Illustration by Alex Castro / The Verge
IBM has returned to the facial recognition market — just three years after announcing it was abandoning work on the technology due to concerns about racial profiling, mass surveillance, and other human rights violations.
In June 2020, as Black Lives Matter protests swept the US after George Floyd’s murder, IBM chief executive Arvind Krishna wrote a letter to Congress announcing that the company would no longer offer “general purpose” facial recognition technology. “The fight against racism is as urgent as ever,” he wrote. “IBM firmly opposes and will not condone uses of any technology, including facial recognition technology offered by other vendors, for mass surveillance, racial profiling, violations of basic human rights and freedoms, or any purpose which is not consistent with our values and Principles of Trust and Transparency.” Later that year, the company redoubled its commitment, calling for US export controls to address concerns that facial recognition could be used overseas “to suppress dissent, to infringe on the rights of minorities, or to erase basic expectations of privacy.”
Despite these announcements, last month, IBM signed a $69.8 million (£54.7 million) contract with the British government to develop a national biometrics platform that will offer a facial recognition function to immigration and law enforcement officials, according to documents reviewed by The Verge and Liberty Investigates, an investigative journalism unit in the UK.
A contract notice for the Home Office Biometrics Matcher Platform outlines how the project initially involves developing a fingerprint matching capability, while later stages introduce facial recognition for immigration purposes — described as “an enabler for strategic facial matching for law enforcement.” The final stage of the project is described as delivery of a “facial matching for law enforcement use-case.”
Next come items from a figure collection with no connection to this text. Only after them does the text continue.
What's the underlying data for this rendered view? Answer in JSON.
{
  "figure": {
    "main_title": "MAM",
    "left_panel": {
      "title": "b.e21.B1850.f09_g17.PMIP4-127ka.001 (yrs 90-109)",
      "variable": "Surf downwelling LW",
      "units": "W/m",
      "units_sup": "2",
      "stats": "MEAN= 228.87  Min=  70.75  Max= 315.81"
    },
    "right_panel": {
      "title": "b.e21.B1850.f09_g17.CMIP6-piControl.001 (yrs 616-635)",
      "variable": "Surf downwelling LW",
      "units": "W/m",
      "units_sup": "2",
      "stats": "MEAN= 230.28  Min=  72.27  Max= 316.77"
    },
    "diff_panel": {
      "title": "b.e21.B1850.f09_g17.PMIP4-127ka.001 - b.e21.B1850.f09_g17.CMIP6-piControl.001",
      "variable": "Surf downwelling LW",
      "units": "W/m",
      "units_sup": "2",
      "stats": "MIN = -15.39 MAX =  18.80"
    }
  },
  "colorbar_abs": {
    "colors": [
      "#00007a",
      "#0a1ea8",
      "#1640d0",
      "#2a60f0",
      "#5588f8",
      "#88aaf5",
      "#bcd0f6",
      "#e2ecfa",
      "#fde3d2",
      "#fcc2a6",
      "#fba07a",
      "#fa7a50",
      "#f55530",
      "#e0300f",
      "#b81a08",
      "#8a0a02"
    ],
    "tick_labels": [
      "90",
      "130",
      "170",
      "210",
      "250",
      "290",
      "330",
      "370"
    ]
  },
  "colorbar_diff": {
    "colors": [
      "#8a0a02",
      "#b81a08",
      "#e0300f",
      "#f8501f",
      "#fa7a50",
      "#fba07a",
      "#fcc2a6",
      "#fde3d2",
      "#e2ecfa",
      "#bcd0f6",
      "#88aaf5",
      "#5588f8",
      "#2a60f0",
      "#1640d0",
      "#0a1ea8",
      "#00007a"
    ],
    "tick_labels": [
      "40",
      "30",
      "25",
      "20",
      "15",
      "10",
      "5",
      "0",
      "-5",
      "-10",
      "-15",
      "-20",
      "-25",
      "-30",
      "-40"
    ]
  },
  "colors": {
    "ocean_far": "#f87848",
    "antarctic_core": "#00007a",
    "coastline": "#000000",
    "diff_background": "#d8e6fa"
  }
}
The platform will allow photos of individuals to be matched against images stored on a database — what is sometimes known as a “one-to-many” matching system. In September 2020, IBM described such “one-to-many” matching systems as “the type of facial recognition technology most likely to be used for mass surveillance, racial profiling, or other violations of human rights.”
IBM spokesman Imtiaz Mufti denied that its work on the contract was in conflict with its 2020 commitments. “IBM no longer offers general-purpose facial recognition and, consistent with our 2020 commitment, does not support the use of facial recognition for mass surveillance, racial profiling, or other human rights violations,” he said.
“The Home Office Biometrics Matcher Platform and associated Services contract is not used in mass surveillance. It supports police and immigration services in identifying suspects against a database of fingerprint and photo data. It is not capable of video ingest, which would typically be needed to support face-in-a-crowd biometric usage.”
Human rights campaigners, however, said IBM’s work on the project is incompatible with its 2020 commitments. Kojo Kyerewaa of Black Lives Matter UK said: “IBM has shown itself willing to step over the body and memory of George Floyd to chase a Home Office contract. This won’t be forgotten.”
Matt Mahmoudi, PhD, tech researcher at Amnesty International, said: “The research across the globe is clear; there is no application of one-to-many facial recognition that is compatible with human rights law, and companies — including IBM — must therefore cease its sale, and honor their earlier statements to sunset these tools, even and especially in the context of law and immigration enforcement where the rights implications are compounding.”
Police use of facial recognition has been linked to wrongful arrests in the US and has been challenged in the UK courts. In 2019, an independent report on the London Metropolitan Police Service’s use of live facial recognition found there was no “explicit legal basis” for the force’s use of the technology and raised concerns that it may have breached human rights law. In August of the following year, the UK’s Court of Appeal ruled that South Wales Police’s use of facial recognition technology breached privacy rights and broke equality laws. The force paused its use of facial recognition after the verdict but has since resumed using the technology.
Other tech firms have imposed partial bans on the use of their facial recognition services for law enforcement. In the days after IBM declared its plans to leave the facial recognition sector, Amazon and Microsoft both announced moratoriums on the sale of their facial recognition services to police departments in the US.
Amazon initially announced a one-year moratorium on police use of its Rekognition software in June 2020 and said it would be extending the ban “indefinitely” the following year. A spokeswoman for the company confirmed that the moratorium, which prohibits “use of Amazon Rekognition’s face comparison feature by police departments in connection with criminal investigations,” is still in place.
Microsoft said in June 2020 that it would not sell facial recognition software to US police departments until a national law is introduced governing use of the technology. When contacted by The Verge and Liberty Investigates, a spokeswoman for Microsoft referred to the company’s website, which states that use of the Azure AI Face service “by or for state or local police in the US is prohibited by Microsoft policy.”
The UK Home Office did not respond to a request for comment.